Haber Star'da şu şekilde yer aldı


İstanbul Finans Zirvesi’nde yaptığı konuşmada Ağbal, Türkiye ekonomisinin bu yıl yüzde 4.5 olan hedefin altında büyüyeceğini belirterek tüketim dışındaki büyüme kanallarının destekleneceğini söyledi. Ağbal “Türkiye güçlü büyüme momentumunu koruyor. Türkiye yüksek nisbi büyüme oranlarını, büyümesini özellikle tüketim kanalından devam ettiren bir ülke. Ancak büyümenin yatırım ve ihracat tarafını güçlendirmemiz lazım” dedi. Yatırım ve ihracatın ekonomik büyümedeki ağırlığının artırılması için hükümetin mevzuat hazırlığında olduğunu belirten Ağbal “Meclis açılır açılmaz yine yatırım ve ihracat tarafında özellikle işletmelerin verimliliği, ölçek büyümesi alanında önemli vergisel teşvikleri hayata getireceğiz. Türkiye’nin orta ve uzun vadede büyüme trendini devam ettirecek yapısal reform gündemi hükümetimizin en önemli önceliğidir” dedi. Hükümetin mali disiplinden taviz vermeyeceğini tekrar ifade eden Ağbal, mali disiplinin en önemli unsuru olarak nitelediği kamu maliyesinde reform çabalarının süreceğini belirterek, “Bunlara ikinci nesil reform diyoruz, şu anki mali disiplini sürdürmek için reform çabamıza devam edeceğiz” dedi.

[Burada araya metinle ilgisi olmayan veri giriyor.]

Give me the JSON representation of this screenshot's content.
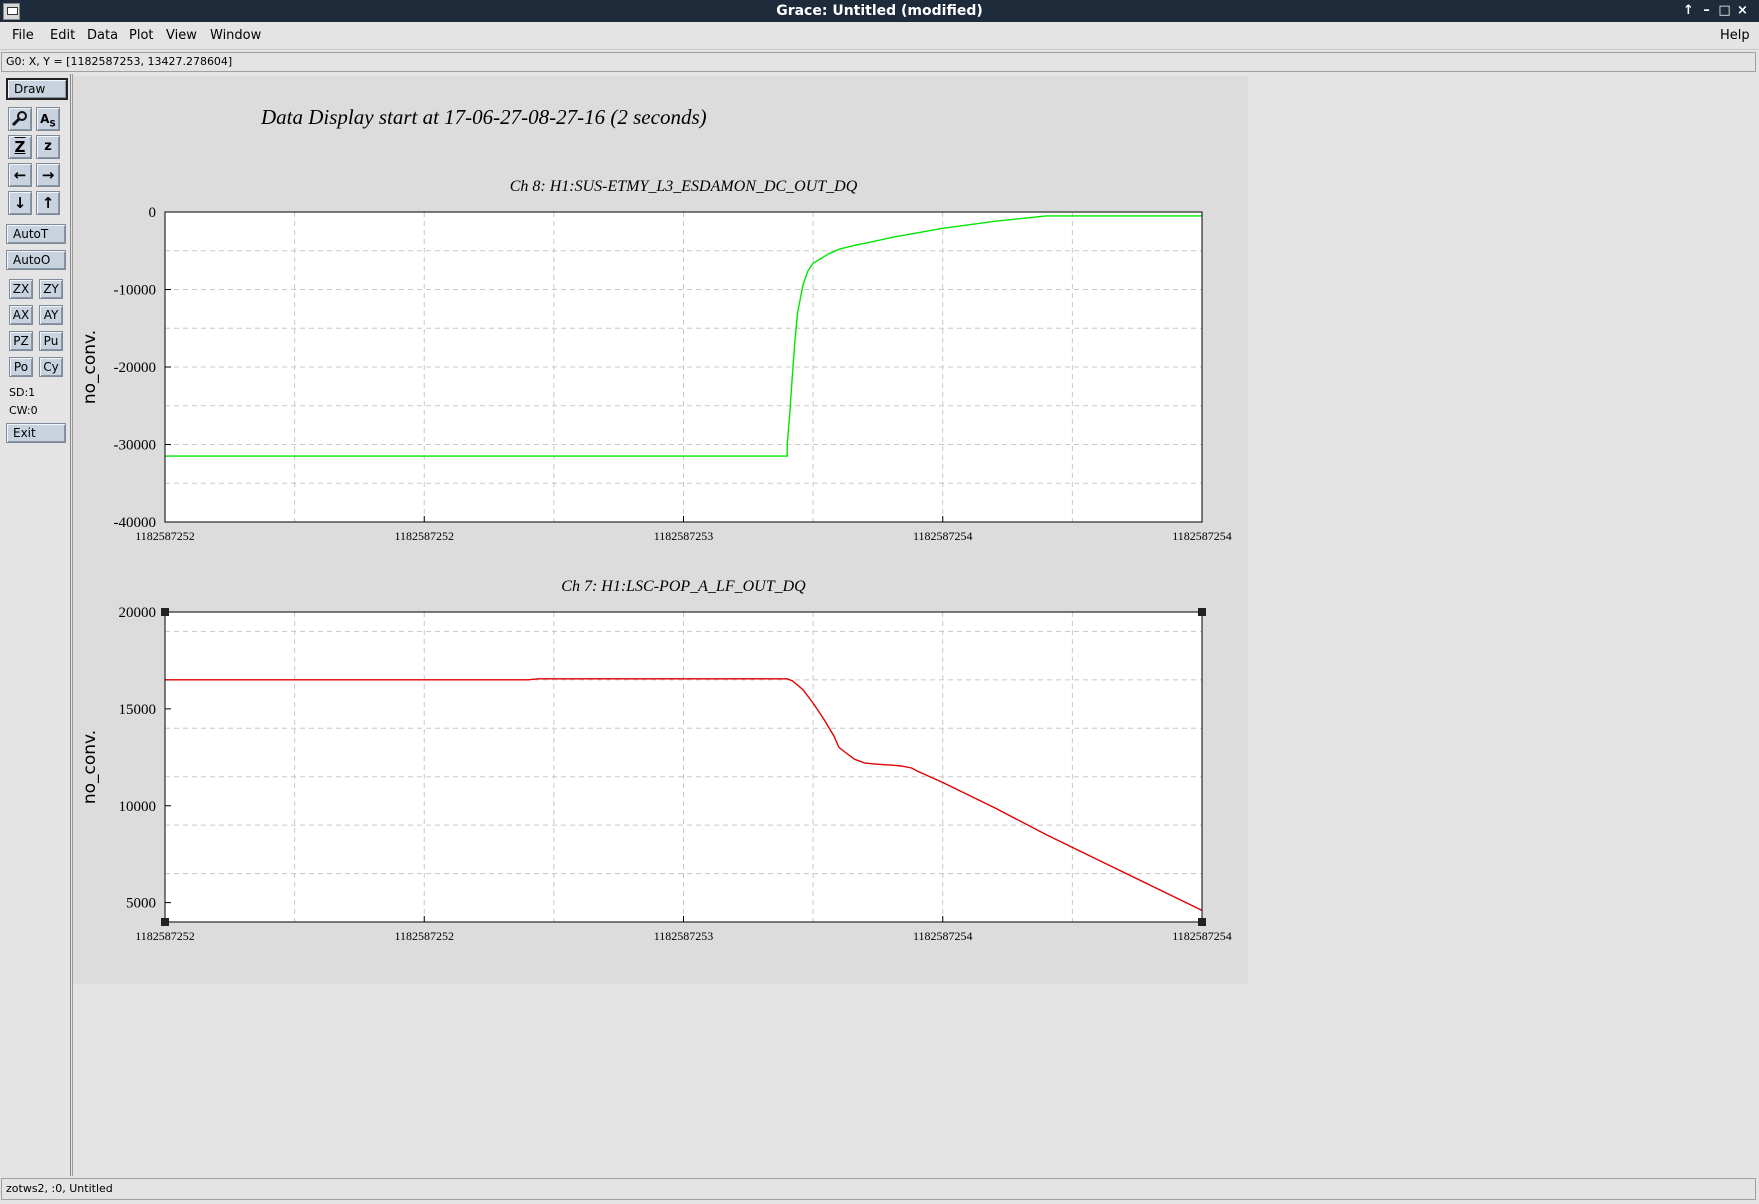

Ağbal, Başbakan Binali Yıldırım’ın açıkladığı ‘Doğu ve Güneydoğu Yatırım Destek Hamlesi’ paketinin bütçede karşılığı olacağını ve mali disiplini etkilemeyeceğini de belirtti.

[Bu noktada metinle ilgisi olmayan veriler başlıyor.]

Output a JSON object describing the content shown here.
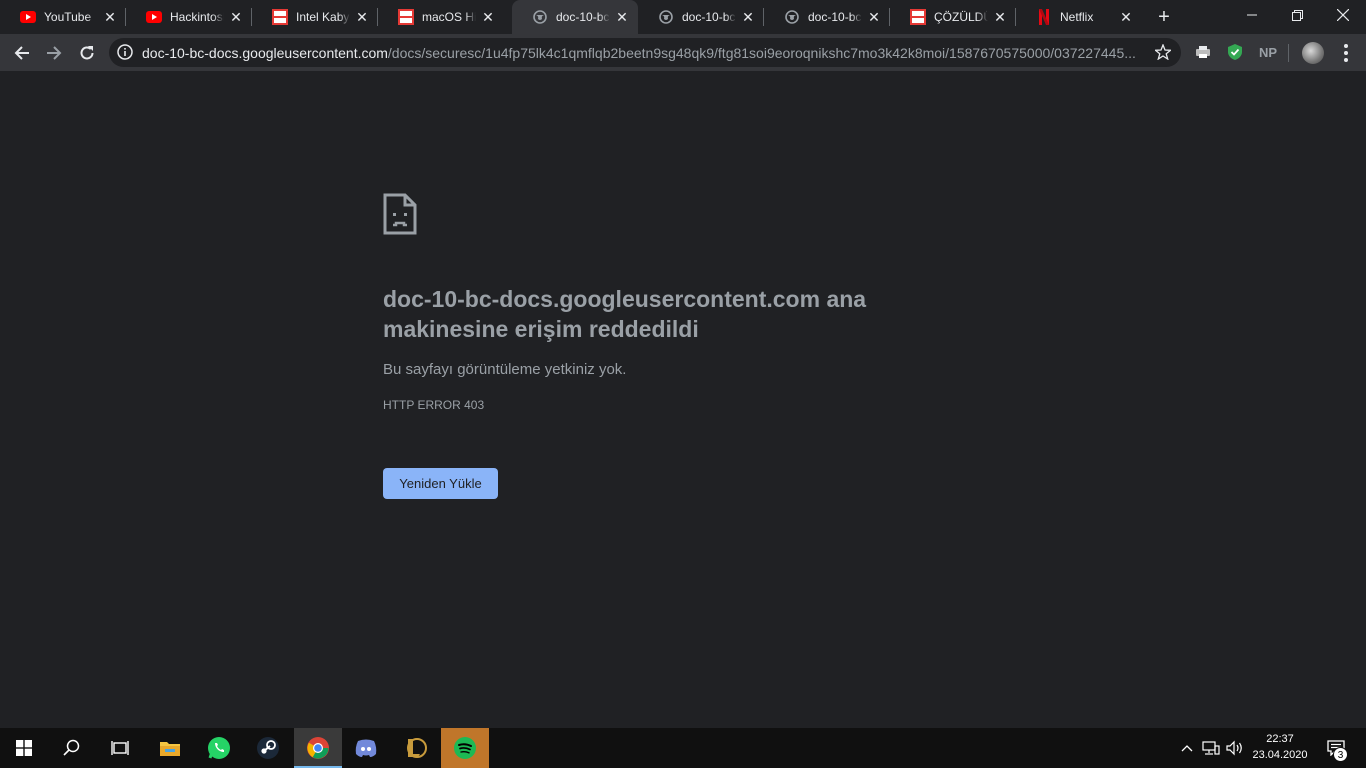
{
  "tabs": [
    {
      "title": "YouTube",
      "icon": "youtube-icon",
      "active": false
    },
    {
      "title": "Hackintosh",
      "icon": "youtube-icon",
      "active": false
    },
    {
      "title": "Intel Kaby L",
      "icon": "dsx-info-icon",
      "active": false
    },
    {
      "title": "macOS High",
      "icon": "dsx-info-icon",
      "active": false
    },
    {
      "title": "doc-10-bc-",
      "icon": "globe-icon",
      "active": true
    },
    {
      "title": "doc-10-bc-",
      "icon": "globe-icon",
      "active": false
    },
    {
      "title": "doc-10-bc-",
      "icon": "globe-icon",
      "active": false
    },
    {
      "title": "ÇÖZÜLDÜ -",
      "icon": "dsx-info-icon",
      "active": false
    },
    {
      "title": "Netflix",
      "icon": "netflix-icon",
      "active": false
    }
  ],
  "omnibox": {
    "host": "doc-10-bc-docs.googleusercontent.com",
    "path": "/docs/securesc/1u4fp75lk4c1qmflqb2beetn9sg48qk9/ftg81soi9eoroqnikshc7mo3k42k8moi/1587670575000/037227445..."
  },
  "extensions": {
    "np_label": "NP"
  },
  "error": {
    "title": "doc-10-bc-docs.googleusercontent.com ana makinesine erişim reddedildi",
    "subtitle": "Bu sayfayı görüntüleme yetkiniz yok.",
    "code": "HTTP ERROR 403",
    "reload_label": "Yeniden Yükle"
  },
  "taskbar": {
    "time": "22:37",
    "date": "23.04.2020",
    "notification_count": "3"
  },
  "colors": {
    "background": "#202124",
    "toolbar": "#35363a",
    "button": "#8ab4f8",
    "text_muted": "#9aa0a6"
  }
}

SHELL’İN ESKİ CEO’SU: TÜRKİYE HARİKA BİR ÜLKE


Zirve kapsamında düzenlenen, moderatörlüğünü LBV Varlık Yönetimi Başkan ve Başekonomisti Cornelia Meyer’in yaptığı mülakatta konuşan Royal Dutch Shell eski Başkan ve eski CEO’su Sir Mark Moody-Stuart, Türkiye’nin yatırım çekebilmesi ve ekonomik kalkınmasını gerçekleştirebilmesi için neler yapması gerektiğinden bahsetti. Türkiye’nin çok güçlü bir pozisyonda olduğunu belirten Moody-Stuart “Sağlam, iyi eğitimli bir orta sınıf var ve Türkiye bir sanayi üssü gibi. Teknoloji açısından uygulanabilir, sofistike bir noktada. Mali disiplin sağlanıyor, sağlam bir bankacılık sistemi var ve çok sağlam altyapı yatırımları bulunuyor” dedi. Moody-Stuart, turizm açısından Türkiye’nin harika bir ülke olduğunu dile getirerek, konuşmasına şöyle devam etti: “Neden bir insan buraya gelmesin ki? Büyüyen bir ekonomi, iş gücü iyi, hukukun üstünlüğü var. Türkiye’nin bulunduğu konuma hem bir avantaj olarak, hem dezavantaj olarak bakabilirsiniz. Bir yatırım noktası olarak, endüstriye, arz piyasalarına yatırım yapıp, buradan Avrupa’ya arz yapabilirsiniz. Bu ülke İran’a, Irak’a, Rusya’ya, Türk Cumhuriyetlerine bağlı ve bu bağlantılarda finans ve endüstri noktasında ortaya çıkıyor. Bunlar bir zafiyet de getiriyor. Dünyanın çok da huzur ve barış noktası değil burası maalesef. Bu Türkiye’nin suçu değil.”